A report commissioned by an anti-coal group says the industry is in terminal decline, financial institutions are already divesting their coal investments and climate change targets mean the world has started to turn its back on ‘king coal’.
The Coal Action Network today released the report ‘Jobs After Coal’, partly written by conservationist Rosemary Penwarden, who noted that around the world, the industry was contracting, prices had fallen and demand shifting to renewable resources.
“Coal is a sunset industry,” the report concludes.
While mining jobs were well-paid, coalmining did not produce prosperous communities — in fact they had lower incomes and higher unemployment. “One explanation is that this reflects the fact that many of the higher-paid workers commute long distances — for example, from top of the south to the West Coast — and that many communities close to the mines are not places favoured by those who can afford to live elsewhere,” the report says.
In 2012, 360 jobs went at Spring Creek Mine, not long after a similar number were lost in the wake of the Pike River Mine disaster.
The report said Coast coal depended on the world coking coal market for steel making. That market had been severely impacted by China’s recently announced plan for energy consumption to peak at four billion tonnes of coal equivalent within the current five-year-plan. China was also closing steel mills as it moved to recycling scrap.
The report said citizens were pressuring their pension funds to divest from fossil fuels. Last year, several major financial institutions recognised the financial and ethical implications of continuing to finance fossil fuels, with Norwegian Storebrand, Rabobank and the World Bank among those that made major announcements on divestment or cutting loans associated with coal.
Ms Penwarden said there had to be a ‘line in the sand’ for the end of coal in New Zealand, and a plan for the day that this happened.
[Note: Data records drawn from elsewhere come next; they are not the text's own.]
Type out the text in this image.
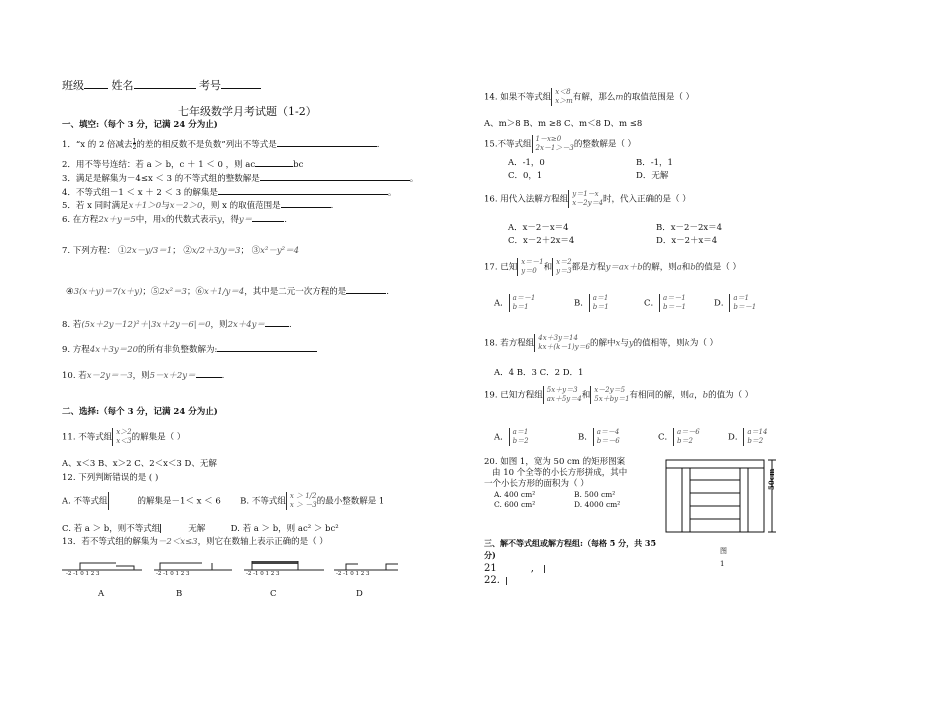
班级	姓名	考号
七年级数学月考试题（1-2）
一、填空:（每个 3 分，记满 24 分为止)
1．“x 的 2 倍减去1
2的差的相反数不是负数”列出不等式是	.
2．用不等号连结：若 a ＞ b，c ＋ 1 ＜ 0 ，则 ac	bc
3．满足是解集为－4≤x ＜ 3 的不等式组的整数解是	。
4．不等式组－1 ＜ x ＋ 2 ＜ 3 的解集是	。
5．若 x 同时满足x＋1＞0与x－2＞0，则 x 的取值范围是	.
6. 在方程2x＋y＝5中，用x的代数式表示y，得y＝	.
7. 下列方程： ①2x－y/3＝1； ②x/2＋3/y＝3； ③x²－y²＝4
④3(x＋y)＝7(x＋y)；⑤2x²＝3；⑥x＋1/y＝4，其中是二元一次方程的是	.
8. 若(5x＋2y－12)²＋|3x＋2y－6|＝0，则2x＋4y＝	.
9. 方程4x＋3y＝20的所有非负整数解为:
10. 若x－2y＝－3，则5－x＋2y＝	.
二、选择:（每个 3 分，记满 24 分为止)
11. 不等式组
x＞2
x＜3 的解集是（ ）
A、x＜3 B、x＞2 C、2＜x＜3 D、无解
12. 下列判断错误的是 ( )
A. 不等式组

	的解集是－1＜ x ＜ 6 B. 不等式组
x ＞ 1/2
x ＞ －3 的最小整数解是 1
C. 若 a ＞ b，则不等式组
	无解	D. 若 a ＞ b，则 ac² ＞ bc²
13．若不等式组的解集为－2＜x≤3，则它在数轴上表示正确的是（ ）
-2 -1 0 1 2 3	-2 -1 0 1 2 3	-2 -1 0 1 2 3	-2 -1 0 1 2 3
A	B	C	D
14. 如果不等式组
x＜8
x＞m 有解，那么m的取值范围是（ ）
A、m＞8 B、m ≥8 C、m＜8 D、m ≤8
15.不等式组
1－x≥0
2x－1＞－3 的整数解是（ ）
A．-1，0	B．-1，1
C．0，1	D．无解
16. 用代入法解方程组
y＝1－x
x－2y＝4 时，代入正确的是（ ）
A．x－2－x＝4	B．x－2－2x＝4
C．x－2＋2x＝4	D．x－2＋x＝4
17. 已知
x＝－1
y＝0 和
x＝2
y＝3 都是方程y＝ax＋b的解，则a和b的值是（ ）
A．
a＝－1
b＝1	B．
a＝1
b＝1	C．
a＝－1
b＝－1	D．
a＝1
b＝－1
18. 若方程组
4x＋3y＝14
kx＋(k－1)y＝6 的解中x与y的值相等，则k为（ ）
A．4 B．3 C．2 D．1
19. 已知方程组
5x＋y＝3
ax＋5y＝4 和
x－2y＝5
5x＋by＝1 有相同的解，则a，b的值为（ ）
A．
a＝1
b＝2	B．
a＝－4
b＝－6	C．
a＝－6
b＝2	D．
a＝14
b＝2
20. 如图 1，宽为 50 cm 的矩形图案
由 10 个全等的小长方形拼成，其中
一个小长方形的面积为（ ）
A. 400 cm²	B. 500 cm²
C. 600 cm²	D. 4000 cm²
50cm
三、解不等式组或解方程组:（每格 5 分，共 35
分)	图
1
21	,

22.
“The sooner we prepare for a future where mining towns can determine their own paths without dependence on the vagaries of a dying industry, the better.”
West Coast-Tasman MP Damien O’Connor said the realities of the report could not be denied.
The reality was that the coal industry could leave the Coast with massive job losses and low incomes.
The way forward was smart utilisation of the resource, pushing high quality coal in higher value markets, if possible.
Existing jobs should be retained, and Solid Energy should shift more jobs to the Coast, he said.
The Coal Action Network, which commissioned the report, has a central policy of making New Zealand coal-free by 2027, the date when most permits for current big mines run out.